NetSanity, which provides software for wireless telecommunications, receives $20 million in its third round of funding, from sources including the Intel 64 Fund.

    NetSanity, which provides software for wireless telecommunications, said Wednesday that it has received $20 million in its third round of funding, from sources including the Intel 64 Fund.

    The Intel 64 Fund is a quarter billion dollar equity fund that invests in emerging technologies and is coordinated by Intel along with other companies such as Compaq, Dell and Hewlett Packard.

    NetSanity's technology allows wireless carriers to manage and deliver Web-based information across a variety of data-enabled devices, such as mobile phones and wireless PDAs. The company's applications are based on the XML Web data-exchange standard.

    Campbell, Calif.-based NetSanity said the funding will be used to expand its operations globally, develop new versions of its technology and provide new features for carrier customers. One of the new features involves expanding services to handle more personalized content, such as providing customers with the ability to receive sports scores, stock quotes and e-mails. The company said it also hopes to enable customers to receive notifications on the phone, such as if someone outbids them on an eBay auction.

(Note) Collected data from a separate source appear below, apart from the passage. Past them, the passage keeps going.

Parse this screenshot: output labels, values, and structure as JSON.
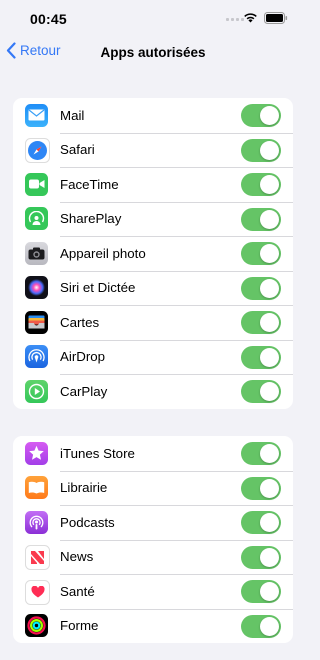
{
  "status_bar": {
    "time": "00:45"
  },
  "nav": {
    "back_label": "Retour",
    "title": "Apps autorisées"
  },
  "groups": [
    {
      "items": [
        {
          "label": "Mail",
          "icon": "mail-icon",
          "on": true
        },
        {
          "label": "Safari",
          "icon": "safari-icon",
          "on": true
        },
        {
          "label": "FaceTime",
          "icon": "facetime-icon",
          "on": true
        },
        {
          "label": "SharePlay",
          "icon": "shareplay-icon",
          "on": true
        },
        {
          "label": "Appareil photo",
          "icon": "camera-icon",
          "on": true
        },
        {
          "label": "Siri et Dictée",
          "icon": "siri-icon",
          "on": true
        },
        {
          "label": "Cartes",
          "icon": "wallet-icon",
          "on": true
        },
        {
          "label": "AirDrop",
          "icon": "airdrop-icon",
          "on": true
        },
        {
          "label": "CarPlay",
          "icon": "carplay-icon",
          "on": true
        }
      ]
    },
    {
      "items": [
        {
          "label": "iTunes Store",
          "icon": "itunes-store-icon",
          "on": true
        },
        {
          "label": "Librairie",
          "icon": "books-icon",
          "on": true
        },
        {
          "label": "Podcasts",
          "icon": "podcasts-icon",
          "on": true
        },
        {
          "label": "News",
          "icon": "news-icon",
          "on": true
        },
        {
          "label": "Santé",
          "icon": "health-icon",
          "on": true
        },
        {
          "label": "Forme",
          "icon": "fitness-icon",
          "on": true
        }
      ]
    }
  ],
  "colors": {
    "accent": "#3478f6",
    "toggle_on": "#65c466",
    "background": "#f2f2f7"
  }
}
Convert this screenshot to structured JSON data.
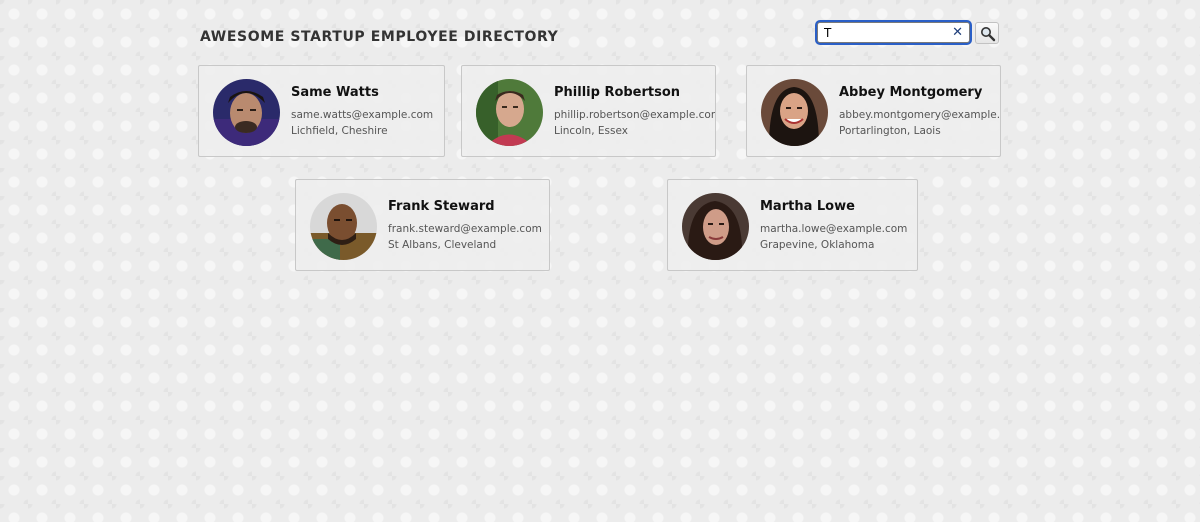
{
  "header": {
    "title": "AWESOME STARTUP EMPLOYEE DIRECTORY"
  },
  "search": {
    "value": "T",
    "clear_icon": "close-icon",
    "button_icon": "search-icon"
  },
  "employees": [
    {
      "name": "Same Watts",
      "email": "same.watts@example.com",
      "location": "Lichfield, Cheshire"
    },
    {
      "name": "Phillip Robertson",
      "email": "phillip.robertson@example.com",
      "location": "Lincoln, Essex"
    },
    {
      "name": "Abbey Montgomery",
      "email": "abbey.montgomery@example.com",
      "location": "Portarlington, Laois"
    },
    {
      "name": "Frank Steward",
      "email": "frank.steward@example.com",
      "location": "St Albans, Cleveland"
    },
    {
      "name": "Martha Lowe",
      "email": "martha.lowe@example.com",
      "location": "Grapevine, Oklahoma"
    }
  ]
}
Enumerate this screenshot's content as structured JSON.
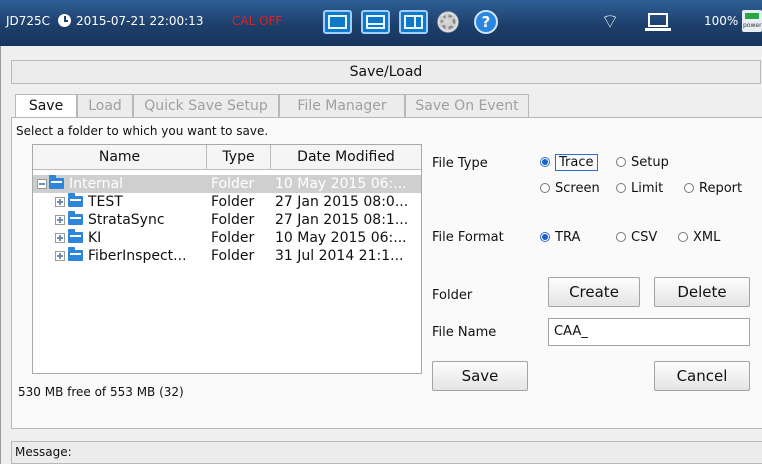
{
  "status_bar": {
    "model": "JD725C",
    "datetime": "2015-07-21 22:00:13",
    "cal_status": "CAL OFF",
    "battery": "100%",
    "icons": [
      "clock-icon",
      "single-view-icon",
      "split-horizontal-icon",
      "split-vertical-icon",
      "settings-gear-icon",
      "help-icon",
      "wifi-icon",
      "laptop-icon",
      "power-icon"
    ]
  },
  "window": {
    "title": "Save/Load"
  },
  "tabs": [
    {
      "label": "Save",
      "active": true
    },
    {
      "label": "Load",
      "active": false
    },
    {
      "label": "Quick Save Setup",
      "active": false
    },
    {
      "label": "File Manager",
      "active": false
    },
    {
      "label": "Save On Event",
      "active": false
    }
  ],
  "save_panel": {
    "instruction": "Select a folder to which you want to save.",
    "columns": [
      "Name",
      "Type",
      "Date Modified"
    ],
    "folders": [
      {
        "name": "Internal",
        "type": "Folder",
        "date": "10 May 2015 06:...",
        "selected": true,
        "expander": "minus",
        "indent": 0
      },
      {
        "name": "TEST",
        "type": "Folder",
        "date": "27 Jan 2015 08:0...",
        "selected": false,
        "expander": "plus",
        "indent": 1
      },
      {
        "name": "StrataSync",
        "type": "Folder",
        "date": "27 Jan 2015 08:1...",
        "selected": false,
        "expander": "plus",
        "indent": 1
      },
      {
        "name": "KI",
        "type": "Folder",
        "date": "10 May 2015 06:...",
        "selected": false,
        "expander": "plus",
        "indent": 1
      },
      {
        "name": "FiberInspect...",
        "type": "Folder",
        "date": "31 Jul 2014 21:1...",
        "selected": false,
        "expander": "plus",
        "indent": 1
      }
    ],
    "free_space": "530 MB free of 553 MB (32)",
    "file_type": {
      "label": "File Type",
      "options": [
        "Trace",
        "Setup",
        "Screen",
        "Limit",
        "Report"
      ],
      "selected": "Trace"
    },
    "file_format": {
      "label": "File Format",
      "options": [
        "TRA",
        "CSV",
        "XML"
      ],
      "selected": "TRA"
    },
    "folder": {
      "label": "Folder",
      "create_label": "Create",
      "delete_label": "Delete"
    },
    "file_name": {
      "label": "File Name",
      "value": "CAA_"
    },
    "save_label": "Save",
    "cancel_label": "Cancel"
  },
  "message": {
    "label": "Message:"
  },
  "colors": {
    "status_bar": "#1d3f6a",
    "cal_off": "#e02020",
    "radio_selected": "#1d5fc8",
    "selected_row": "#cfcfcf"
  }
}
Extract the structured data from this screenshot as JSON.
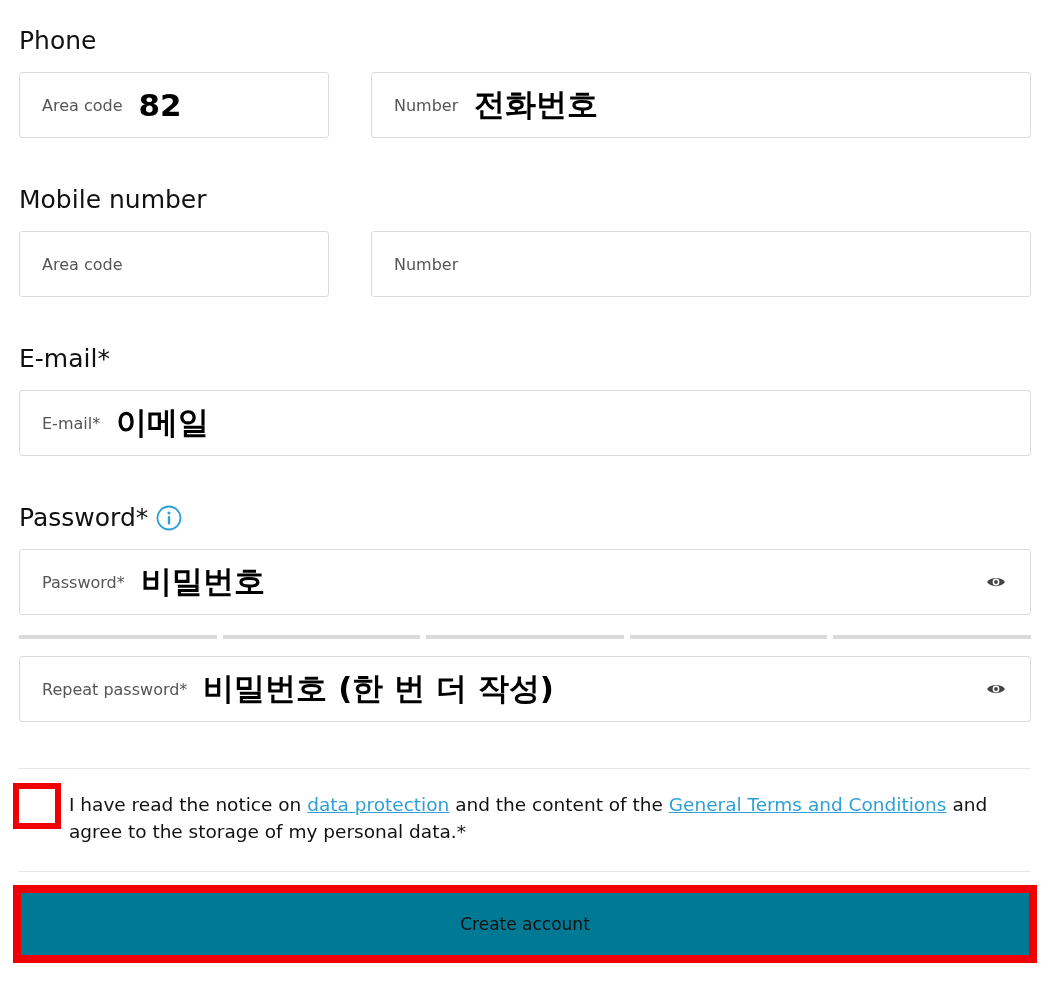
{
  "sections": [
    {
      "label": "Phone",
      "info": false,
      "fields": [
        {
          "kind": "short",
          "label": "Area code",
          "value": "82",
          "secret": false
        },
        {
          "kind": "wide",
          "label": "Number",
          "value": "전화번호",
          "secret": false
        }
      ]
    },
    {
      "label": "Mobile number",
      "info": false,
      "fields": [
        {
          "kind": "short",
          "label": "Area code",
          "secret": false
        },
        {
          "kind": "wide",
          "label": "Number",
          "secret": false
        }
      ]
    },
    {
      "label": "E-mail*",
      "info": false,
      "fields": [
        {
          "kind": "wide",
          "label": "E-mail*",
          "value": "이메일",
          "secret": false
        }
      ]
    },
    {
      "label": "Password*",
      "info": true,
      "fields": [
        {
          "kind": "wide",
          "label": "Password*",
          "value": "비밀번호",
          "secret": true
        }
      ],
      "strength": {
        "level": 0
      },
      "repeat": {
        "label": "Repeat password*",
        "value": "비밀번호 (한 번 더 작성)",
        "secret": true
      }
    }
  ],
  "consent": {
    "checked": false,
    "highlighted": true,
    "parts": [
      {
        "kind": "text",
        "text": "I have read the notice on "
      },
      {
        "kind": "link",
        "text": "data protection"
      },
      {
        "kind": "text",
        "text": " and the content of the "
      },
      {
        "kind": "link",
        "text": "General Terms and Conditions"
      },
      {
        "kind": "text",
        "text": " and agree to the storage of my personal data.*"
      }
    ]
  },
  "submit": {
    "label": "Create account",
    "highlighted": true
  }
}
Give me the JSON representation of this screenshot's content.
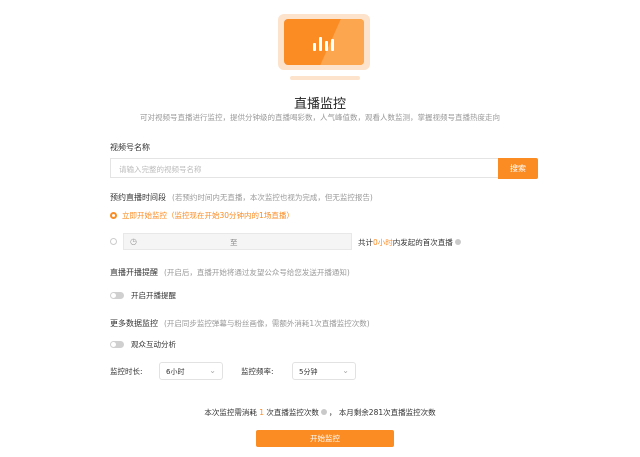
{
  "header": {
    "title": "直播监控",
    "subtitle": "可对视频号直播进行监控，提供分钟级的直播喝彩数，人气峰值数，观看人数监测，掌握视频号直播热度走向"
  },
  "channel": {
    "label": "视频号名称",
    "placeholder": "请输入完整的视频号名称",
    "search_label": "搜索"
  },
  "schedule": {
    "label": "预约直播时间段",
    "hint": "(若预约时间内无直播，本次监控也视为完成，但无监控报告)",
    "option_now": "立即开始监控（监控现在开始30分钟内的1场直播）",
    "range_separator": "至",
    "summary_prefix": "共计",
    "summary_value": "0小时",
    "summary_suffix": "内发起的首次直播"
  },
  "reminder": {
    "label": "直播开播提醒",
    "hint": "(开启后，直播开始将通过友望公众号给您发送开播通知)",
    "toggle_label": "开启开播提醒",
    "enabled": false
  },
  "more_data": {
    "label": "更多数据监控",
    "hint": "(开启同步监控弹幕与粉丝画像，需额外消耗1次直播监控次数)",
    "toggle_label": "观众互动分析",
    "enabled": false
  },
  "duration": {
    "label": "监控时长:",
    "value": "6小时"
  },
  "frequency": {
    "label": "监控频率:",
    "value": "5分钟"
  },
  "usage": {
    "cost_prefix": "本次监控需消耗",
    "cost_value": "1",
    "cost_suffix": "次直播监控次数",
    "remaining": "本月剩余281次直播监控次数"
  },
  "start_label": "开始监控",
  "colors": {
    "accent": "#fb8c24",
    "accent_light": "#fde3cc"
  }
}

    NetSanity said other investors include RSA Ventures, Argo Global Capital, McKenna Ventures and Nokia Venture Partners.

    Through RSA Ventures investment, NetSanity will also have access to electronic security technology, which encrypts data. In addition, Dave Clark, partner of RSA Ventures, will join NetSanity's board of directors.

    "I think from our standpoint, (the funding) certainly shows the strong position our company is in," said Fred Clarke, CEO of NetSanity. "That we're being funded by companies not only out of the wireless space but in the security space and the server and chip space. We think that is certainly a testament to how versatile our solution is."